The Department of Justice and the Federal Trade Commission announced Thursday that private companies can share information to prevent hacks without violating antitrust laws.

According to the agencies' officials, companies looking to share information about cyber threats with each other are often worried that cooperating with competitors will violate antitrust laws. 


"Some companies have told us about concerns about antitrust liability and that this has been a barrier to being openly share cyber threat information with each other," Deputy Attorney General James Cole said during a press event Thursday. 

"This guidance responds to those concerns [and] lets everyone know that antitrust concerns should not get in the way of sharing cybersecurity information." 

The antitrust agencies issued a policy statement making clear that companies can share information about cyber threats without violating antitrust laws that keep competitors from sharing information and provided the framework used to determine whether information sharing between competitors violates antitrust law "to reduce uncertainty for those who want to share ways to prevent and combat cyberattacks," the agencies said.

Bill Baer, head of the DOJ's Antitrust Division, called the policy statement "an antitrust no-brainer."

"As long as companies don't discuss competitive information like pricing and future output when sharing cyber security information, they're OK," he said. 

Cole pointed to the recent high-profile data breach at retail giant Target, which put at risk the personal and financial information of tens of millions of consumers, as a "reminder of how far-reaching the cyber threat has become."

FTC Chairwoman Edith Ramirez echoed Cole. "Recent data breaches remind us that cyber criminals seek to exploit vulnerabilities to get access to sensitive consumer data," she said.

Earlier this year, the White House released a cybersecurity framework after failed attempts at getting cybersecurity legislation through Congress.
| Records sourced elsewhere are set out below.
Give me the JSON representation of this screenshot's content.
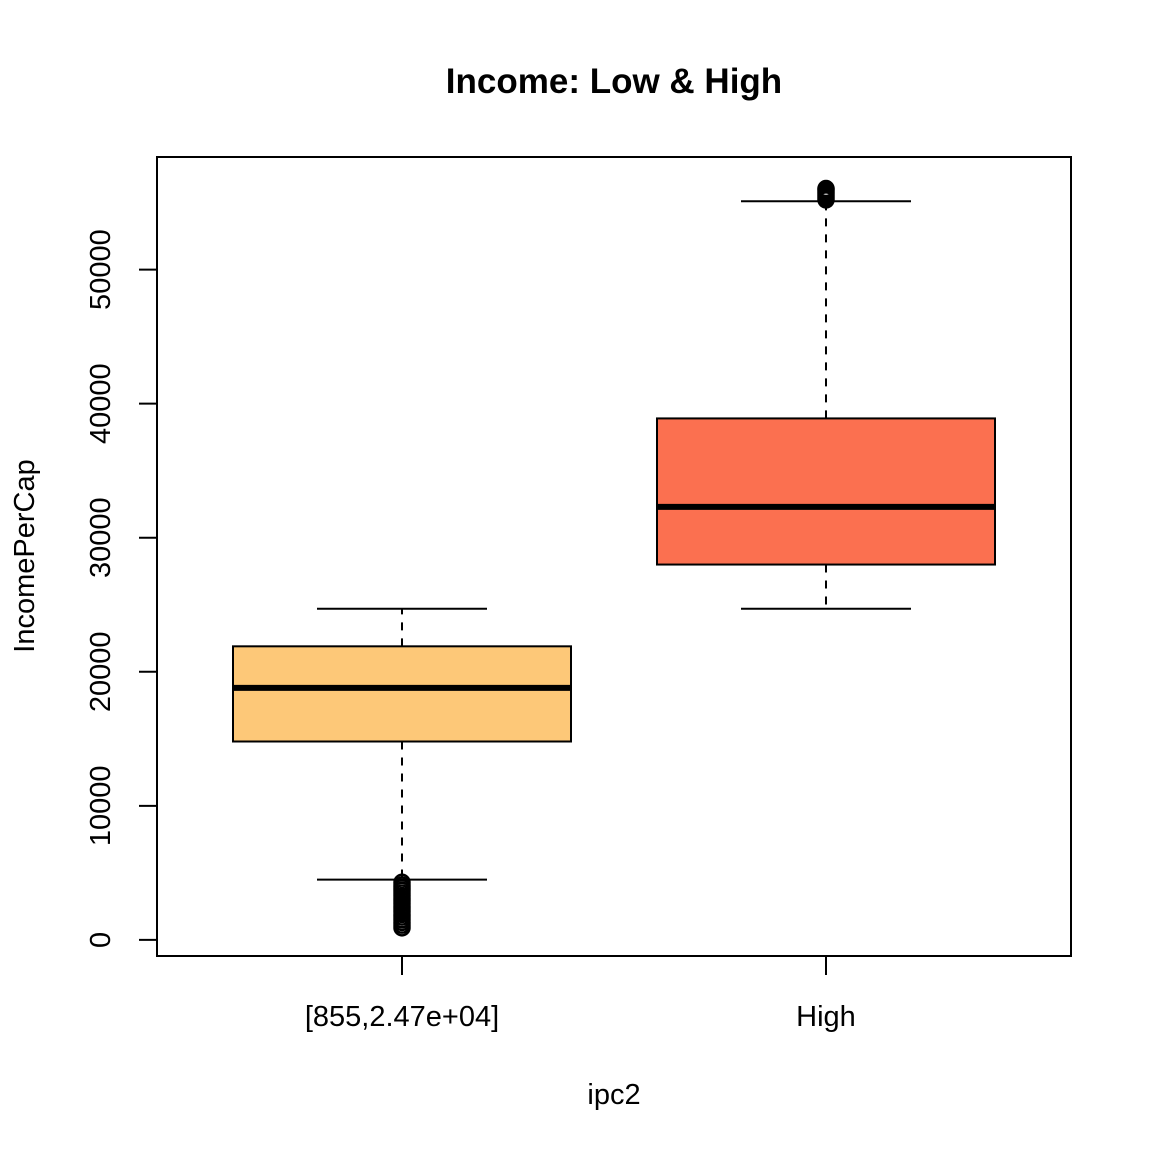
{
  "chart_data": {
    "type": "boxplot",
    "title": "Income: Low & High",
    "xlabel": "ipc2",
    "ylabel": "IncomePerCap",
    "categories": [
      "[855,2.47e+04]",
      "High"
    ],
    "ylim": [
      -1200,
      58400
    ],
    "yticks": [
      0,
      10000,
      20000,
      30000,
      40000,
      50000
    ],
    "ytick_labels": [
      "0",
      "10000",
      "20000",
      "30000",
      "40000",
      "50000"
    ],
    "grid": false,
    "legend": "none",
    "boxes": [
      {
        "category": "[855,2.47e+04]",
        "color": "#FDC878",
        "whisker_low": 4500,
        "q1": 14800,
        "median": 18800,
        "q3": 21900,
        "whisker_high": 24700,
        "outliers": [
          900,
          1100,
          1300,
          1500,
          1700,
          1900,
          2100,
          2300,
          2500,
          2700,
          2900,
          3100,
          3300,
          3500,
          3700,
          3900,
          4100,
          4300
        ]
      },
      {
        "category": "High",
        "color": "#FB7050",
        "whisker_low": 24700,
        "q1": 28000,
        "median": 32300,
        "q3": 38900,
        "whisker_high": 55100,
        "outliers": [
          55200,
          55350,
          55500,
          55650,
          55800,
          55950,
          56050
        ]
      }
    ]
  }
}
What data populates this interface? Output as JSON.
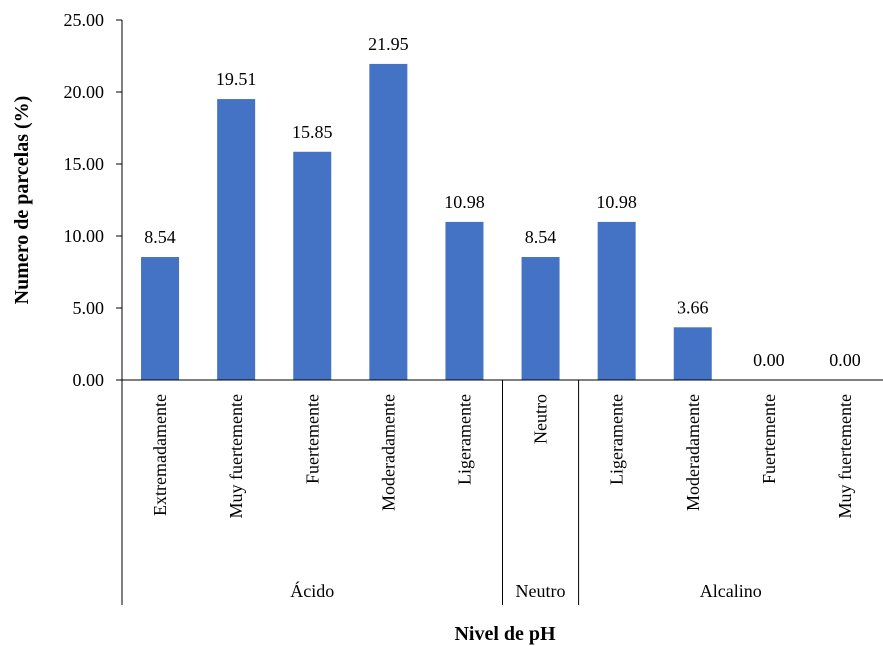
{
  "chart_data": {
    "type": "bar",
    "title": "",
    "xlabel": "Nivel de pH",
    "ylabel": "Numero de parcelas (%)",
    "ylim": [
      0,
      25
    ],
    "yticks": [
      "0.00",
      "5.00",
      "10.00",
      "15.00",
      "20.00",
      "25.00"
    ],
    "categories": [
      "Extremadamente",
      "Muy fuertemente",
      "Fuertemente",
      "Moderadamente",
      "Ligeramente",
      "Neutro",
      "Ligeramente",
      "Moderadamente",
      "Fuertemente",
      "Muy fuertemente"
    ],
    "values": [
      8.54,
      19.51,
      15.85,
      21.95,
      10.98,
      8.54,
      10.98,
      3.66,
      0.0,
      0.0
    ],
    "value_labels": [
      "8.54",
      "19.51",
      "15.85",
      "21.95",
      "10.98",
      "8.54",
      "10.98",
      "3.66",
      "0.00",
      "0.00"
    ],
    "groups": [
      {
        "label": "Ácido",
        "count": 5
      },
      {
        "label": "Neutro",
        "count": 1
      },
      {
        "label": "Alcalino",
        "count": 4
      }
    ],
    "bar_color": "#4472C4",
    "grid": false,
    "legend": "none"
  }
}
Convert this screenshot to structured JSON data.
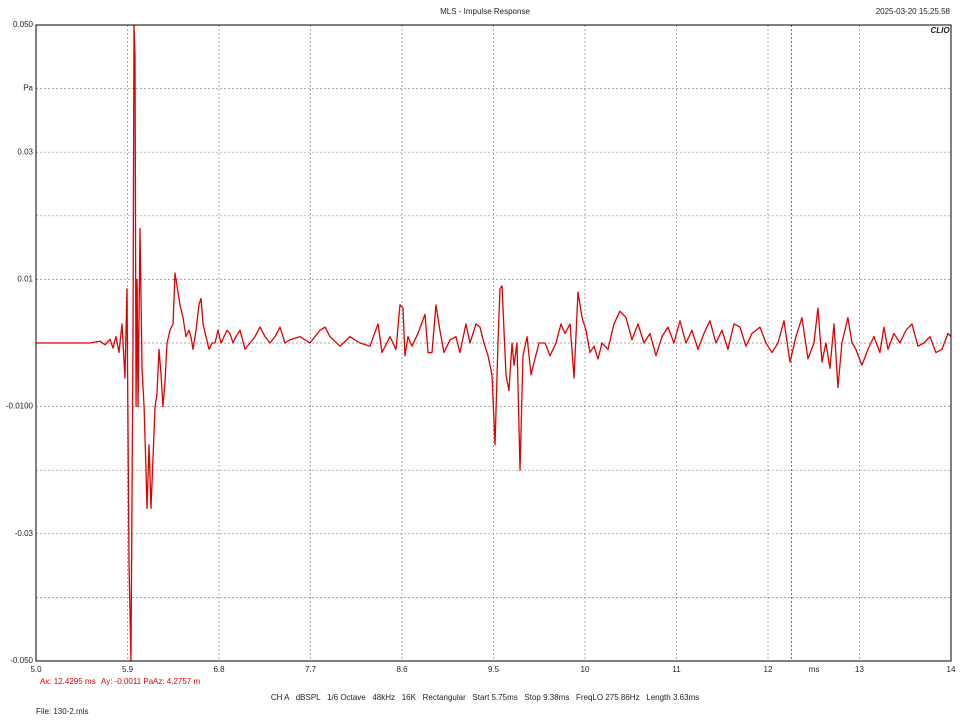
{
  "chart_data": {
    "type": "line",
    "title": "MLS - Impulse Response",
    "timestamp": "2025-03-20 15.25.58",
    "logo": "CLIO",
    "x_unit": "ms",
    "color": "#e00000",
    "grid": true,
    "xlim": [
      5,
      14
    ],
    "ylim": [
      -0.05,
      0.05
    ],
    "xticks": [
      {
        "value": 5,
        "label": "5.0"
      },
      5.9,
      6.8,
      7.7,
      8.6,
      9.5,
      {
        "value": 10.4,
        "label": "10"
      },
      {
        "value": 11.3,
        "label": "11"
      },
      {
        "value": 12.2,
        "label": "12"
      },
      {
        "value": 13.1,
        "label": "13"
      },
      14
    ],
    "yticks": [
      {
        "value": 0.05,
        "label": "0.050"
      },
      {
        "value": 0.04,
        "label": "Pa"
      },
      0.03,
      0.01,
      {
        "value": -0.01,
        "label": "-0.0100"
      },
      -0.03,
      {
        "value": -0.05,
        "label": "-0.050"
      }
    ],
    "minor_yticks": [
      0.02,
      0,
      -0.02,
      -0.04
    ],
    "cursor_x": 12.4295,
    "cursor_readout": [
      "Ax: 12.4295 ms",
      "Ay: -0.0011 Pa",
      "Az: 4.2757 m"
    ],
    "footer": "CH A   dBSPL   1/6 Octave   48kHz   16K   Rectangular   Start 5.75ms   Stop 9.38ms   FreqLO 275.86Hz   Length 3.63ms",
    "file": "File: 130-2.mls",
    "x": [
      5.0,
      5.531,
      5.63,
      5.679,
      5.728,
      5.757,
      5.787,
      5.816,
      5.846,
      5.875,
      5.895,
      5.915,
      5.934,
      5.954,
      5.964,
      5.974,
      5.984,
      5.994,
      6.004,
      6.023,
      6.043,
      6.063,
      6.082,
      6.092,
      6.112,
      6.131,
      6.151,
      6.171,
      6.19,
      6.21,
      6.23,
      6.249,
      6.269,
      6.289,
      6.318,
      6.348,
      6.367,
      6.387,
      6.416,
      6.446,
      6.475,
      6.505,
      6.524,
      6.544,
      6.574,
      6.603,
      6.623,
      6.643,
      6.672,
      6.702,
      6.731,
      6.761,
      6.79,
      6.82,
      6.849,
      6.879,
      6.908,
      6.938,
      6.967,
      7.007,
      7.056,
      7.105,
      7.154,
      7.203,
      7.253,
      7.302,
      7.351,
      7.4,
      7.449,
      7.498,
      7.597,
      7.695,
      7.793,
      7.843,
      7.892,
      7.99,
      8.088,
      8.187,
      8.285,
      8.364,
      8.403,
      8.482,
      8.541,
      8.58,
      8.61,
      8.629,
      8.659,
      8.698,
      8.757,
      8.826,
      8.856,
      8.895,
      8.934,
      8.973,
      9.013,
      9.072,
      9.131,
      9.17,
      9.229,
      9.269,
      9.328,
      9.367,
      9.406,
      9.446,
      9.485,
      9.515,
      9.544,
      9.564,
      9.584,
      9.603,
      9.623,
      9.652,
      9.682,
      9.702,
      9.731,
      9.761,
      9.79,
      9.83,
      9.869,
      9.908,
      9.948,
      10.007,
      10.056,
      10.115,
      10.164,
      10.203,
      10.253,
      10.292,
      10.331,
      10.371,
      10.41,
      10.449,
      10.489,
      10.528,
      10.567,
      10.626,
      10.685,
      10.744,
      10.803,
      10.862,
      10.921,
      10.98,
      11.039,
      11.098,
      11.157,
      11.216,
      11.275,
      11.334,
      11.393,
      11.452,
      11.511,
      11.57,
      11.629,
      11.688,
      11.747,
      11.806,
      11.865,
      11.924,
      11.983,
      12.042,
      12.121,
      12.18,
      12.239,
      12.298,
      12.357,
      12.416,
      12.475,
      12.534,
      12.593,
      12.652,
      12.691,
      12.731,
      12.77,
      12.809,
      12.849,
      12.888,
      12.927,
      12.986,
      13.026,
      13.065,
      13.124,
      13.183,
      13.242,
      13.301,
      13.34,
      13.38,
      13.439,
      13.498,
      13.557,
      13.616,
      13.675,
      13.734,
      13.793,
      13.852,
      13.911,
      13.97,
      14.0
    ],
    "values": [
      0,
      0,
      0.0003,
      -0.0003,
      0.0006,
      -0.0008,
      0.001,
      -0.0015,
      0.003,
      -0.0055,
      0.0085,
      -0.035,
      -0.05,
      0,
      0.05,
      0.045,
      -0.01,
      0.01,
      -0.01,
      0.018,
      -0.004,
      -0.01,
      -0.02,
      -0.026,
      -0.016,
      -0.026,
      -0.018,
      -0.01,
      -0.008,
      -0.001,
      -0.005,
      -0.01,
      -0.006,
      0,
      0.002,
      0.003,
      0.011,
      0.009,
      0.006,
      0.004,
      0.001,
      0.002,
      0.001,
      -0.001,
      0.002,
      0.006,
      0.007,
      0.003,
      0.001,
      -0.001,
      0,
      0,
      0.002,
      0,
      0.001,
      0.002,
      0.0015,
      0,
      0.001,
      0.002,
      -0.001,
      0,
      0.001,
      0.0025,
      0.001,
      0,
      0.001,
      0.0025,
      0,
      0.0005,
      0.001,
      0,
      0.002,
      0.0025,
      0.001,
      -0.0005,
      0.001,
      0,
      -0.0005,
      0.003,
      -0.0015,
      0.001,
      -0.001,
      0.006,
      0.0055,
      -0.002,
      0.001,
      -0.0005,
      0.0015,
      0.0045,
      -0.0015,
      -0.0015,
      0.006,
      0.002,
      -0.0015,
      0.0005,
      0.001,
      -0.0015,
      0.003,
      0,
      0.003,
      0.0025,
      0,
      -0.002,
      -0.005,
      -0.016,
      0,
      0.0085,
      0.009,
      0.002,
      -0.005,
      -0.0075,
      0,
      -0.0035,
      0,
      -0.02,
      -0.002,
      0.001,
      -0.005,
      -0.0025,
      0,
      0,
      -0.002,
      0,
      0.003,
      0.0015,
      0.003,
      -0.0055,
      0.008,
      0.004,
      0.002,
      -0.0015,
      -0.0005,
      -0.0025,
      0,
      -0.001,
      0.003,
      0.005,
      0.004,
      0.0005,
      0.003,
      0,
      0.0015,
      -0.002,
      0.001,
      0.0025,
      0,
      0.0035,
      0,
      0.002,
      -0.001,
      0.0015,
      0.0035,
      0,
      0.002,
      -0.001,
      0.003,
      0.0025,
      -0.0005,
      0.0015,
      0.0025,
      0,
      -0.0015,
      0,
      0.0035,
      -0.003,
      0.001,
      0.004,
      -0.0025,
      0,
      0.0055,
      -0.003,
      0,
      -0.004,
      0.003,
      -0.007,
      0,
      0.004,
      0,
      -0.001,
      -0.0035,
      -0.001,
      0.001,
      -0.0015,
      0.0025,
      -0.001,
      0.0015,
      0,
      0.002,
      0.003,
      -0.0005,
      0,
      0.001,
      -0.0015,
      -0.001,
      0.0015,
      0.001
    ]
  }
}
That framework provides a roadmap of best practices for companies looking to establish or boost their efforts to prevent and combat hacks.

White House adviser Rand Beers said information sharing is critical as private companies move forward with best practices.

"This whole process depends on information sharing," he said. "Without it, an attacker can send the same 'spear phishing' method to numerous companies, some of which may catch it and some of which will not." 

Beers added that antitrust laws are just one of the perceived barriers for companies looking to share cybersecurity information.

"Over the next year, we will continue to knock down [other] barriers, real or perceived," he said. 

The officials repeated their calls on Congress to enact cybersecurity legislation.

"Congress should pass cybersecurity legislation," Cole said, pointing to the administration's cybersecurity goals.

"We need to have provisions for information sharing between the government and private parties," he said. "It can be done to a certain degree, but we need some legislation that can make that a little easier and a little more efficient."

Ramirez — echoing testimony she has given to Congress in recent weeks — called for legislation to establish requirements for data requirements and breach notification.

"The need for such legislation has never been greater than it is today," she said.